The nucleotide sequences of the UGT1A isoforms were aligned using CLUSTAL W [14] (default settings) at the European Bioinformatics Institute web site (http://www.ebi.ac.uk/clustalw/). The alignments and the original DNA sequences are provided in the supplemental materials. The multiple alignments were then scanned for those nucleotides that were linked to a particular expression pattern for each isoform and each tissue type. Therefore, the expression-pattern-linked nucleotides are in the form of an ordered vector N = [n1(p1),n2(p2),…nj(pj)], where N represents the vector of specific nucleotides for tissue t, n is a particular nucleotide, p is an integer for the position in an alignment. The elements of N are [nj(pj):ψ(pj)], where ψ represents the set of conserved nucleotides of UGT1A isoforms with expression in a particular tissue at a particular position p. The identified nucleotides and their flanking sites (25 bp upstream/downstream) were then output as entries of the database.

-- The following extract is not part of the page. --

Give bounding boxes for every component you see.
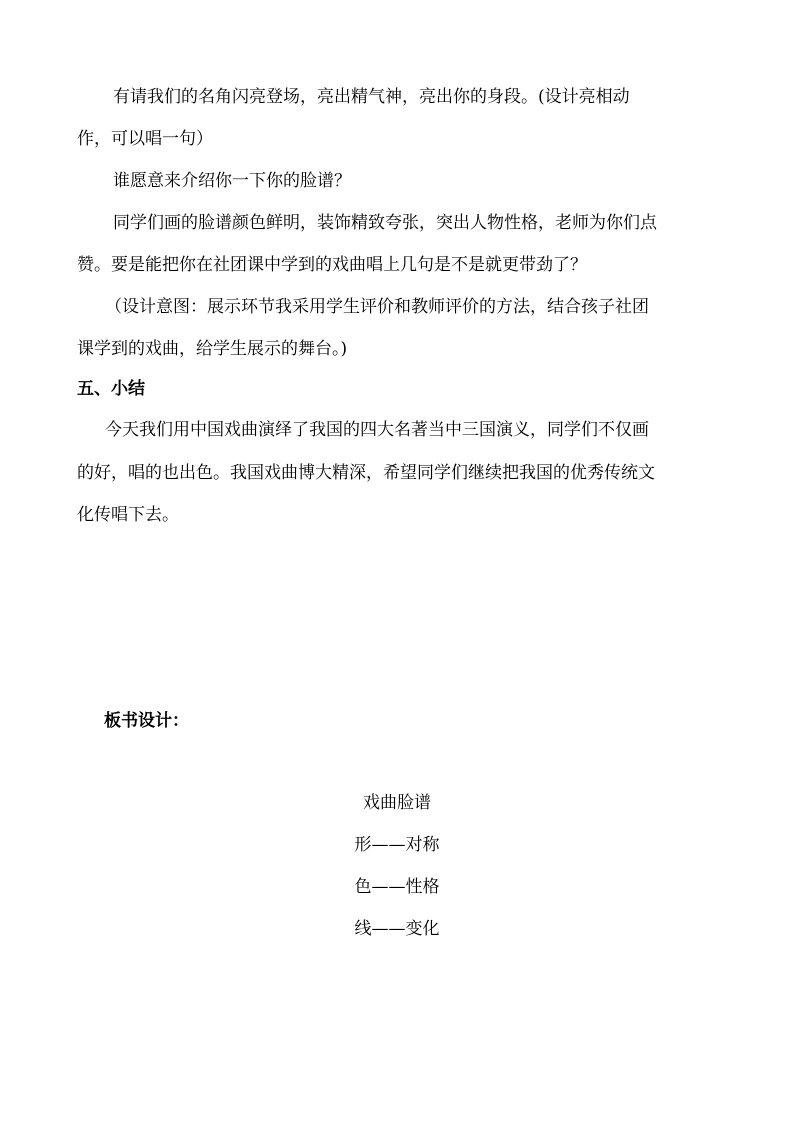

Prediction of transcription factor binding sites using Match

To show an example that the database comprised of expression-pattern-linked nucleotides could be used to generate focused hypotheses on tissue-specific expression, we used the Match [15] program at the Gene Regulation web site (http://www.gene-regulation.com/) to predict the transcription factor binding sites (TFBS) in the regions that contain one of the liver-specific nucleotides. The Match program searches the TRANSFAC database [16] for potential TFBS (core cutoff = 0.95, matrix cutoff = 0.90) using high quality database for vertebrates [15]. The search results (TFBS) that cover the expression-pattern-linked nucleotide were compared with the expression patterns of the UGT1A isoforms.